RABIN, SAM (1903–1991), British painter. Rabin was born in Manchester as Samuel Rabinovitch, the son of an impoverished cap cutter who had migrated from Vitebsk. His children were artistically gifted and Rabin was taught draughts-manship by an elder brother. At the age of eleven he was the youngest pupil ever to win a scholarship to the Manchester School of Art, and later won a scholarship to the Slade School in London, where, at the age of 15, he was the youngest student and where he was befriended and influenced by the artist Barnett *Freedman. On the completion of his studies Rabin spent some time in Paris and took up modeling under the influence of the famous French sculptor Charles Despiau. His portrait head of Barnett Freedman is in the Tate Gallery, London. Rabin, however, devoted most of his career to working in pastels and to the subject of sport.

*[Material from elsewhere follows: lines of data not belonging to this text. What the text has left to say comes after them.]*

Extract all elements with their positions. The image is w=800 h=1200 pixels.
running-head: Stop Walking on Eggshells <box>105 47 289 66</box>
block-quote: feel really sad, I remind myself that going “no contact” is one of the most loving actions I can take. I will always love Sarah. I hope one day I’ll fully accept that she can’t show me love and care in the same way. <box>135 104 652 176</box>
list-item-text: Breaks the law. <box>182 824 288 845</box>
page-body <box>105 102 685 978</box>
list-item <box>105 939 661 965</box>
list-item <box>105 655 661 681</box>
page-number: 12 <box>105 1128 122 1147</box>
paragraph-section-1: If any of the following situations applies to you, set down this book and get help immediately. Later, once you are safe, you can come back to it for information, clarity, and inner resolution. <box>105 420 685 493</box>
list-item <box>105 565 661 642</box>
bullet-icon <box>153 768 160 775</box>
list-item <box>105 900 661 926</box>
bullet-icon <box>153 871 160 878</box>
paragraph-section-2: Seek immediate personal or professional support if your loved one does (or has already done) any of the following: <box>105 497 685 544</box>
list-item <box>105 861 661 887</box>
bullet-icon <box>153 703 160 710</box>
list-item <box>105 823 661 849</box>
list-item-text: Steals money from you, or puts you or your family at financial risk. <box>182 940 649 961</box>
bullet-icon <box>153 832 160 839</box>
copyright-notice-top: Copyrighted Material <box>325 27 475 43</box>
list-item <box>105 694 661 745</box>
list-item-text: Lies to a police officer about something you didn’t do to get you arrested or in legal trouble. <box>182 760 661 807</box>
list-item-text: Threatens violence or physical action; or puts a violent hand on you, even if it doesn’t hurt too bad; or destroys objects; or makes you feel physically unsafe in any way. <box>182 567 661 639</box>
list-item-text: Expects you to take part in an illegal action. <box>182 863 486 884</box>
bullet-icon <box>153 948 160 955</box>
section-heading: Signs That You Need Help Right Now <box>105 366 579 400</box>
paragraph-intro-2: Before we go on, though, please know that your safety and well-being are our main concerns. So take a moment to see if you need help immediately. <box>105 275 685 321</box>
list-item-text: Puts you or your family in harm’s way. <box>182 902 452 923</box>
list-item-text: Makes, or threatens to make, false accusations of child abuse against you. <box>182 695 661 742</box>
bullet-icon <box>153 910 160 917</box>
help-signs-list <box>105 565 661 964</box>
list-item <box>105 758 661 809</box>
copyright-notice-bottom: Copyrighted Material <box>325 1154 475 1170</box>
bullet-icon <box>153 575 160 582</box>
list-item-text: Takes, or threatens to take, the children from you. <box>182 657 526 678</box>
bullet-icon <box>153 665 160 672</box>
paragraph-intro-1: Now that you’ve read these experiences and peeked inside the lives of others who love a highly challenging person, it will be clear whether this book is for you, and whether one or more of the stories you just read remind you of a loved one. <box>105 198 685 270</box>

A physically powerful man, Rabin won a bronze medal in wrestling at the 1928 Olympics and later, to make ends meet, became a professional wrestler. Wrestling and boxing became the principal subjects of his work, which depicted the atmosphere of the ring and the figures of the combatants with a mixture of brilliant realism and graceful movement. Rabin was also an actor, and played boxers and wrestlers in several films, including The Scarlet Pimpernel (1934), where he had the role of Daniel *Mendoza, the famous Jewish boxer. He taught at the Goldsmith School of Art from 1949 to 1965, where Mary Quant was one of his students, and then at the Bournemouth College of Art. His work is represented in leading public collections; the British Museum obtained a group of his drawings.

add. bibliography:

odnb online; J. Sheeran, Introducing Sam Rabin (1965).